Friday, February 22, 2019

This story originally ran in the February 7, 2019 issue of Travelweek magazine. To get Travelweek delivered to your agency for free, subscribe here.


TORONTO — Not only are the benefits of volunteering and giving back tangible at a corporate level, they have positive impact on the front line too.

With that in mind, a growing number of companies, including many in the travel industry, are finding purpose and team spirit in charitable outreach all year long.

In an article for business magazine Fast Company, emotional intelligence expert Harvey Deutschendorf says prioritizing volunteering as an organization helps in five ways.

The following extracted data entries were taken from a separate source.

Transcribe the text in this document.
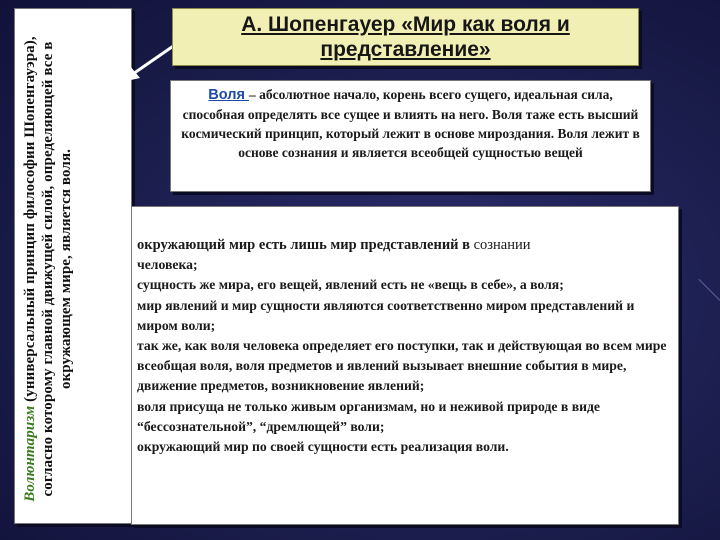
Волюнтаризм (универсальный принцип философии Шопенгауэра), согласно которому главной движущей силой, определяющей все в окружающем мире, является воля.
А. Шопенгауер «Мир как воля и представление»
Воля – абсолютное начало, корень всего сущего, идеальная сила, способная определять все сущее и влиять на него. Воля таже есть высший космический принцип, который лежит в основе мироздания. Воля лежит в основе сознания и является всеобщей сущностью вещей

окружающий мир есть лишь мир представлений в сознании

человека;

сущность же мира, его вещей, явлений есть не «вещь в себе», а воля;

мир явлений и мир сущности являются соответственно миром представлений и миром воли;

так же, как воля человека определяет его поступки, так и действующая во всем мире всеобщая воля, воля предметов и явлений вызывает внешние события в мире, движение предметов, возникновение явлений;

воля присуща не только живым организмам, но и неживой природе в виде “бессознательной”, “дремлющей” воли;

окружающий мир по своей сущности есть реализация воли.
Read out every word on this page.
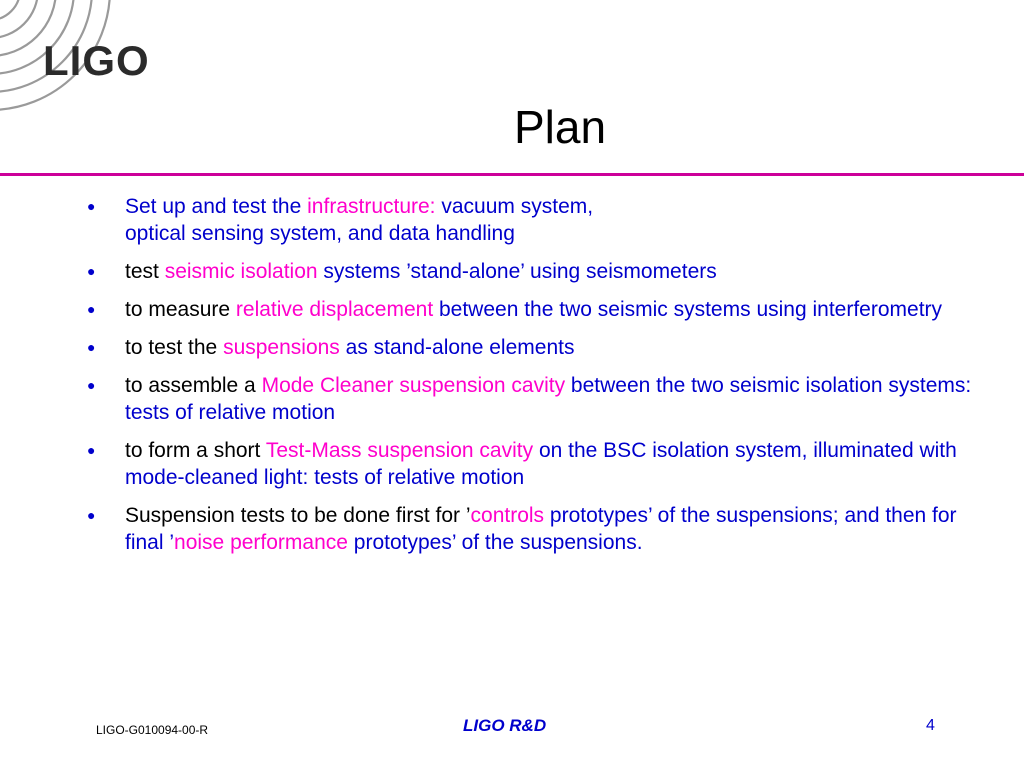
LIGO
Plan
● Set up and test the infrastructure: vacuum system,
optical sensing system, and data handling
● test seismic isolation systems ’stand-alone’ using seismometers
● to measure relative displacement between the two seismic systems using interferometry
● to test the suspensions as stand-alone elements
● to assemble a Mode Cleaner suspension cavity between the two seismic isolation systems: tests of relative motion
● to form a short Test-Mass suspension cavity on the BSC isolation system, illuminated with mode-cleaned light: tests of relative motion
● Suspension tests to be done first for ’controls prototypes’ of the suspensions; and then for final ’noise performance prototypes’ of the suspensions.
LIGO-G010094-00-R	LIGO R&D	4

The first four are textbook: better corporate culture; a tighter connection between company and community; new skills and perspectives for everyone involved; and increased empathy and gratitude.

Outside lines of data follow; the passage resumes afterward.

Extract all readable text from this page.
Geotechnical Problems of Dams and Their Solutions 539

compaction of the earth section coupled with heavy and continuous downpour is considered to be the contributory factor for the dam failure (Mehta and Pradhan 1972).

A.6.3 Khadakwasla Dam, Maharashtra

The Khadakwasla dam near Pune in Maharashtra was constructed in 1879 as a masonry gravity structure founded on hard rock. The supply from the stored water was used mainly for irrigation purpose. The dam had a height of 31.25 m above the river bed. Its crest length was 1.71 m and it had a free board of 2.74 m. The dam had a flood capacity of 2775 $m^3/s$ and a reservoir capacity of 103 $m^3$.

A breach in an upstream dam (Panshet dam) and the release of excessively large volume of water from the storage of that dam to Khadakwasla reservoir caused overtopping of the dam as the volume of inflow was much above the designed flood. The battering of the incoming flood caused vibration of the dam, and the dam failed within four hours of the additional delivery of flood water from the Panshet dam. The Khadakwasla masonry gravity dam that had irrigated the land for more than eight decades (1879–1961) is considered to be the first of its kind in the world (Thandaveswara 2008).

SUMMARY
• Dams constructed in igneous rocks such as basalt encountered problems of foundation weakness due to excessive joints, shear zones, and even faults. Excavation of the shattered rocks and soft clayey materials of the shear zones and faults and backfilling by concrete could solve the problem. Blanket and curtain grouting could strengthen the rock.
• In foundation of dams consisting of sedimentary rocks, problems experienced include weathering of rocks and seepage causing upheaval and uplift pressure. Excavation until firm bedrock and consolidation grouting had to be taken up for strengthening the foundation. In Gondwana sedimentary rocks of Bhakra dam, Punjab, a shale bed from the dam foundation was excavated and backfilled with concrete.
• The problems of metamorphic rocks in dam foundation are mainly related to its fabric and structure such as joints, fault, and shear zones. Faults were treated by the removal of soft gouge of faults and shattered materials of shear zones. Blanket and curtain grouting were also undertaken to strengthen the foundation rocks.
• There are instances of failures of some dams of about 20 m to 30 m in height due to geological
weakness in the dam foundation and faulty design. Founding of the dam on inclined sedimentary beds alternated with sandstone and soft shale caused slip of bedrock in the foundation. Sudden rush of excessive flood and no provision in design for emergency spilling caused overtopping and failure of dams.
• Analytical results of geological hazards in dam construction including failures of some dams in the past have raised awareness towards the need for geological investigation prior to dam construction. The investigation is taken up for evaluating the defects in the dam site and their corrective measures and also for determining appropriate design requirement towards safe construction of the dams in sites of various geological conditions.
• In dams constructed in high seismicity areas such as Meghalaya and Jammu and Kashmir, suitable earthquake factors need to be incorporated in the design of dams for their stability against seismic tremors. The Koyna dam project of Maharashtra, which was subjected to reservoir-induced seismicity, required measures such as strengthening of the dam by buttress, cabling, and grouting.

The fifth reason for getting your company – whether it’s a retail travel agency, a tour operator, or what have you – onboard with volunteering might come as a surprise. Giving back can give a team an energy boost, says Deutschendorf. It’s like a relationship that’s become same old, same old. If you want to get employees re-engaged with their work and each other, giving back through a team initiative can liven things up for the better.

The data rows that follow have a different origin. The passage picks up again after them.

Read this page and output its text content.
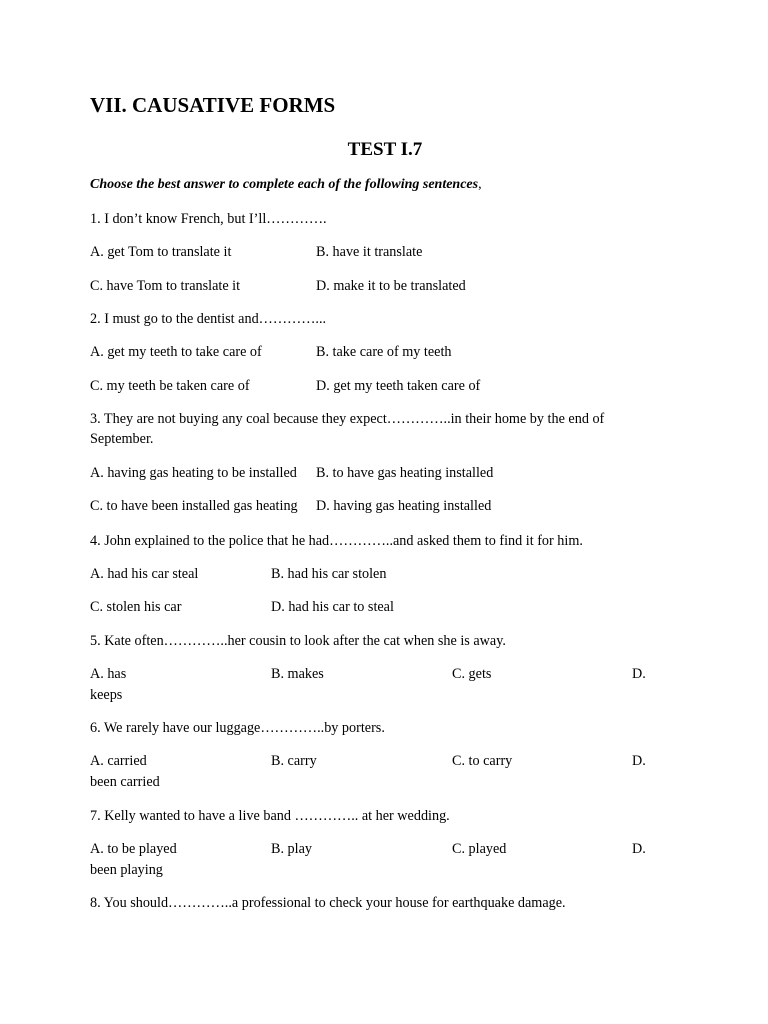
VII. CAUSATIVE FORMS
TEST I.7
Choose the best answer to complete each of the following sentences,
1. I don’t know French, but I’ll………….
A. get Tom to translate it	B. have it translate
C. have Tom to translate it	D. make it to be translated
2. I must go to the dentist and…………...
A. get my teeth to take care of	B. take care of my teeth
C. my teeth be taken care of	D. get my teeth taken care of
3. They are not buying any coal because they expect…………..in their home by the end of September.
A. having gas heating to be installed B. to have gas heating installed
C. to have been installed gas heating D. having gas heating installed
4. John explained to the police that he had…………..and asked them to find it for him.
A. had his car steal	B. had his car stolen
C. stolen his car	D. had his car to steal
5. Kate often…………..her cousin to look after the cat when she is away.
A. has	B. makes	C. gets	D.
keeps
6. We rarely have our luggage…………..by porters.
A. carried	B. carry	C. to carry	D.
been carried
7. Kelly wanted to have a live band ………….. at her wedding.
A. to be played	B. play	C. played	D.
been playing
8. You should…………..a professional to check your house for earthquake damage.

The Travel Corporation, parent company of Trafalgar, Insight Vacations, Contiki, Uniworld and a whole bunch more, gives its employees two full paid days a year for volunteer work and everyone is actively encouraged by the higher ups to use them all. Volunteering locally is a great way to not only give back, “but to also get away from our desks from time to time and share in activities that we are passionate about,” says Jeff Element, President, The Travel Corporation Canada.

Encouraging all members of the TTC family to get out and volunteer has resulted in strengthened relationships in the workplace, he adds. Talk about team work: “What better way to connect with someone than through doing something that allows your true caring nature shine?”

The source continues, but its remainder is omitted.